The first-past-the-post system, an archaic blast from Canada's British colonialist past known as the Westminster System, only ever made sense in the context of a two-party political system.
While Canada has four thriving main parties (five in Quebec) and a bevy of smaller ones, if you look at the history of who has governed this country, it has effectively only ever been a two-party system. But is a two-party system very healthy for our democracy? Does it represent the full spectrum of opinion in our society?
One need look no further than Manitoba politics, effectively a two-party game, to see how the system fails us.
Following the massive PC majority in April, a recent survey showed that nearly four in five Manitobans interpreted the result not to be a shifting of our politics to the right but simply reflective of a desire to change.
We tend to vote governments out, in this case after a whopping 16 years of NDP rule. A look south at the dysfunctional two-party lock on power in the U.S. should prove the point beyond any doubt.
Proportional representation would broaden our politics to create a much needed injection of new voices, new ideas and previously under-represented groups — women, visible minorities, youth, and indigenous people come first to mind — in our Parliament.
Canada, for instance, ranks 64th globally in percentage of women in Parliament.
Scoring better are most European countries, the vast majority of which use some system of proportional representation.
A proportional electoral system completely changes the evolution of a country's political culture and transforms the way power is understood.
In Canada, since World War I, we have had 16 majority governments, but only four of these have earned a majority on the basis of winning a majority of the popular vote.
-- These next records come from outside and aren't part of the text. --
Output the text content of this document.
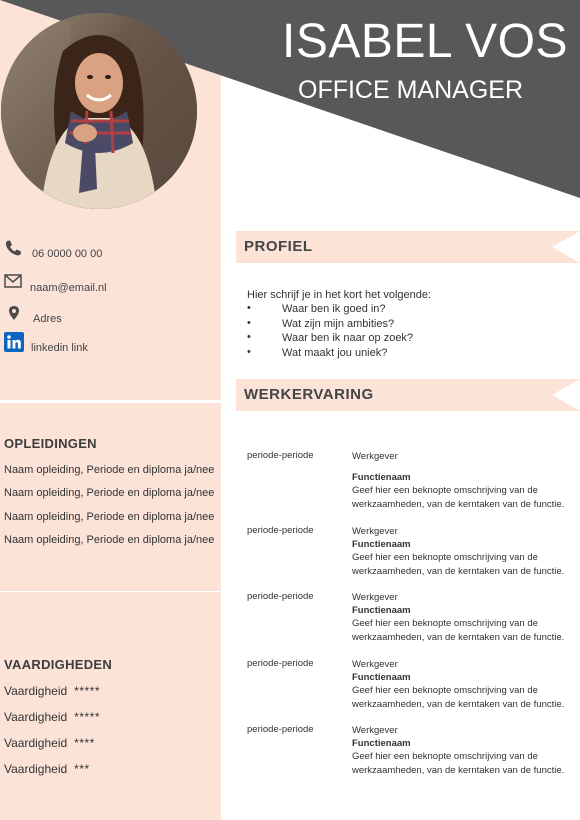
ISABEL VOS
OFFICE MANAGER
06 0000 00 00
naam@email.nl
Adres
linkedin link
OPLEIDINGEN
Naam opleiding, Periode en diploma ja/nee
Naam opleiding, Periode en diploma ja/nee
Naam opleiding, Periode en diploma ja/nee
Naam opleiding, Periode en diploma ja/nee
VAARDIGHEDEN
Vaardigheid *****
Vaardigheid *****
Vaardigheid ****
Vaardigheid ***
PROFIEL
Hier schrijf je in het kort het volgende:
• Waar ben ik goed in?
• Wat zijn mijn ambities?
• Waar ben ik naar op zoek?
• Wat maakt jou uniek?
WERKERVARING
periode-periode	Werkgever
Functienaam
Geef hier een beknopte omschrijving van de werkzaamheden, van de kerntaken van de functie.
periode-periode	Werkgever
Functienaam
Geef hier een beknopte omschrijving van de werkzaamheden, van de kerntaken van de functie.
periode-periode	Werkgever
Functienaam
Geef hier een beknopte omschrijving van de werkzaamheden, van de kerntaken van de functie.
periode-periode	Werkgever
Functienaam
Geef hier een beknopte omschrijving van de werkzaamheden, van de kerntaken van de functie.
periode-periode	Werkgever
Functienaam
Geef hier een beknopte omschrijving van de werkzaamheden, van de kerntaken van de functie.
In other words, a party with only minority support gets to command the entire agenda of Parliament, as power is won outright.
Add to this whipped members of Parliament voting according to the Prime Minister and his cabinet's wishes, and we see the result of first-past-the-post elections is government by dominance, by control and by the implementing of a single agenda by the party in power.
In a proportional system, a single-party majority is rare if not non-existent.
This shifts power from being the object of control to the result of cooperation and collaboration.
When more than one party's support is required to pass a law, amendments to laws are common as are negotiations, debate, and, when needed, compromise.
Compare that to the 450 page omnibus budget bills of the previous government that changed more than 70 acts with one bill, and which permitted zero amendments, and we see how desperate Canadians ought to be to make the switch.
Mature politics at 150
A mature country needs to work to integrate the political diversity within its borders into its systems of governance rather than to continue to marginalize and dominate minority voices.
A mature politics is what Canada deserves at 150. We have four weeks to make the Parliamentary committee aware that maintaining or switching to a different winner-take-all system is not a viable option.
We need almost every vote cast to be represented in Parliament, for every voice to be a part of this country's ongoing political evolution.
Canadians are proud to pat ourselves on the back for living in one of the planet's best nations. Our political history says otherwise.
Now is the time to reverse this history.
Alon Weinberg is the communications chair for Fair Vote Manitoba, a chapter of Fair Vote Canada.